After the race, I got selected for drug testing, so I spent the rest of the night sipping on water and hoping to pee 90ml quickly so I didn't have to ring in my birthday with the anti-doping people (who were actually super nice and cool too!). It took about two hours, and unfortunately I didn't quite succeed on my mission, I left the drug testing building at 12:06am on January the 19th.

At a much more decent hour that morning, Phoebe Wright (who placed third in our race) and I walked out the hotel door to do our long run. We passed by Stan, the doorman of our hotel, who asked how the race went the day before. Phoebe quickly told him we both had podium finishes, and that I had won. "And, it's her birthday!", she added. Stan immediately broke into song, singing me happy birthday, only pausing to allow Phoebe to insert my name. It was so funny and nice to be sung to by a perfect stranger. AND THEN, when we arrived back from the run, he was waiting for me with a hand-drawn hilarious "birthday card", a copy of the local newspaper from my win the night before, and two magnets he picked up for me at the gift shop! What a guy!

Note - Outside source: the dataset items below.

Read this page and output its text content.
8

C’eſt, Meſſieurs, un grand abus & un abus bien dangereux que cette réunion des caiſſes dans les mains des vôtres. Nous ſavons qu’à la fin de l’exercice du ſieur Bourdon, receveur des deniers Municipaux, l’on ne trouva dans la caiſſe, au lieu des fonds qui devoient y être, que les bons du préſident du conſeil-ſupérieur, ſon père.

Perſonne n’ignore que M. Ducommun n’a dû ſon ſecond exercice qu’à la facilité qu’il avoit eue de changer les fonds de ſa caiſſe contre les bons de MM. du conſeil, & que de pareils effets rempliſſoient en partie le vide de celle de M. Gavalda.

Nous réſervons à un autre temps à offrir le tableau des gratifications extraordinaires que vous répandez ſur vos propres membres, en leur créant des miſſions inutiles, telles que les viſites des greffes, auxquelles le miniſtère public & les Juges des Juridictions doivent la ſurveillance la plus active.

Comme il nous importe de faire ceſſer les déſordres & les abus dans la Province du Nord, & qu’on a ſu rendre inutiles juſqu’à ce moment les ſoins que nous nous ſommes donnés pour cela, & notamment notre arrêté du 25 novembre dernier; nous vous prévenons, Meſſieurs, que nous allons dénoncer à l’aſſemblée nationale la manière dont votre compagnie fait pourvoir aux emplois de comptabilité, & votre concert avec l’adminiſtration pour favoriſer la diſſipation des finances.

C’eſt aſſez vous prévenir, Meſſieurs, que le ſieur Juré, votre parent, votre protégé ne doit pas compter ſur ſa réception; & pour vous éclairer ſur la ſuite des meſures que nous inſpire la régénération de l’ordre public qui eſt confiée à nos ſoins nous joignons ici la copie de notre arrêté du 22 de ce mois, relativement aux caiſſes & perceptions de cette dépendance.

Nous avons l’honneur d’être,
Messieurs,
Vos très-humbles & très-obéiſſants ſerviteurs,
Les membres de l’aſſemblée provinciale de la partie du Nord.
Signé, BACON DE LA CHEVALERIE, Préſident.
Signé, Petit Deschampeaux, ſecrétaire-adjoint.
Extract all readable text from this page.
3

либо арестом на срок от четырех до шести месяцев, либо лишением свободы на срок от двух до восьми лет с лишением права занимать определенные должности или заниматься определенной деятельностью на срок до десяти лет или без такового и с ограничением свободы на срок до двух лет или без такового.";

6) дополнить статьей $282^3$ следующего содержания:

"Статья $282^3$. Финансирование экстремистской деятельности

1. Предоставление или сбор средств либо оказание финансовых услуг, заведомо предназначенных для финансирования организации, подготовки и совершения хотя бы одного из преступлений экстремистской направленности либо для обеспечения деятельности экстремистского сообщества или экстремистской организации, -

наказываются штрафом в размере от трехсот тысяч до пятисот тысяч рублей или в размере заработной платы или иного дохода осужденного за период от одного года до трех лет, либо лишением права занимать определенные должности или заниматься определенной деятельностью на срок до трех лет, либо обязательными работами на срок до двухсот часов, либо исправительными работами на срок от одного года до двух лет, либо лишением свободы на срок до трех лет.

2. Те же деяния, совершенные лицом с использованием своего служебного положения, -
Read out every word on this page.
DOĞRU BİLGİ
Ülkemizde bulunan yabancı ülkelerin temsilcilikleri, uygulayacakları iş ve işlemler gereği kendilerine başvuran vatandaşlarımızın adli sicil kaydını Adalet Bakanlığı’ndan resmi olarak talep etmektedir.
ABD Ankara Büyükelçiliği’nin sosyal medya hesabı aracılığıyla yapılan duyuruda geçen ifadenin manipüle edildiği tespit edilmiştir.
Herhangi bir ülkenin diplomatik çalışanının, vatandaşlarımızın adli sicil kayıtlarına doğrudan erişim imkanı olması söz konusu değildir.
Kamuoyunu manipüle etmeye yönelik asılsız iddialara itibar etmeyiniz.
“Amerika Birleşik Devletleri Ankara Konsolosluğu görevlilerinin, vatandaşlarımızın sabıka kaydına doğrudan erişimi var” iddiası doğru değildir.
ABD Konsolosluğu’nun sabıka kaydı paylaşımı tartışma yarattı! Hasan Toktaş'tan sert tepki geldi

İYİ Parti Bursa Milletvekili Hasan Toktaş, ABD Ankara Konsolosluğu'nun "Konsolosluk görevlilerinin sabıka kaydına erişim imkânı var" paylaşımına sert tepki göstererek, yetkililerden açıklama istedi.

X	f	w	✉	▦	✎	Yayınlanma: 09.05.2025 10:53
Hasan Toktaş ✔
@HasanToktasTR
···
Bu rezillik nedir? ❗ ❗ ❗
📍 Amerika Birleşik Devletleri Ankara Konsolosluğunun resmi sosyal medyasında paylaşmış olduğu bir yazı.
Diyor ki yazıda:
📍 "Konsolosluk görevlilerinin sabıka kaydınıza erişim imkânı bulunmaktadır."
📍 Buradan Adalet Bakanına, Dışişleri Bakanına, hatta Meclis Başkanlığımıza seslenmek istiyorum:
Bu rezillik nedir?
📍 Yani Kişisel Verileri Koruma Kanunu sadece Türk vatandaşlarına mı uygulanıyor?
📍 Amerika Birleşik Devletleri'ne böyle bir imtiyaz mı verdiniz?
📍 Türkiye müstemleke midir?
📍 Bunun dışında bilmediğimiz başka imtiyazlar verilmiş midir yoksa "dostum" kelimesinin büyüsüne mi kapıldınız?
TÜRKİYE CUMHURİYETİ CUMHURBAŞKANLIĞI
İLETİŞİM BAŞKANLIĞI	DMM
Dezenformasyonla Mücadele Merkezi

The Bermuda Royal Gazette Article on my race:

I spent the rest of my birthday with a few of the other athletes, got some great breakfast at a french restaurant, walked around the city, I read a book by the water until I got too cold (sadly, it wasn't the warmest of days), and then we went to dinner at the home of one of the athletes' friends who now lives and works in Bermuda. They even made me brownies and home-made ice cream for a birthday dessert, and we lit a match as a candle that I blew out having no idea what else to wish for!

Come Sunday, it was time to go home. I flew from Bermuda to Atlanta, then Atlanta back to Minneapolis. I sort of had this inkling that maybe Ben would have a birthday surprise for me when I returned home, but when I called to get him to come pick me up, it sounded like maybe I was overestimating his thoughtfulness. We drove home, and as I was walking in the door, the lights in the house flash on, and like 15 of some of my best friends were at the house for a SURPRISE 26th BIRTHDAY PARTY! I was totally shocked! Apparently our roommate Brittany and Ben came up with the idea this past Wednesday, and put everything together quite quickly/quietly. SO IMPRESSED, and SO THANKFUL. It's incredible how loved I felt when I walked into our house.

God is good, and life doesn't get much better than this, my friends. Here's to hoping the blessings abound for you today, and every day!

Race Video Coverage:


  1. Hello,

    I have a question about your blog, could you please email me? Thanks!!


  2. Hi, got here from Steve's blog. We just got back from Bermuda, and I recognize where all the photos were taken. I'd love to do a race there. In a later blog, I like your saying, quite or commit. If you were there for a race you probably didn't do any training running there, but there's lots of beach running, and the Railway trail, plus lots of quiet roads.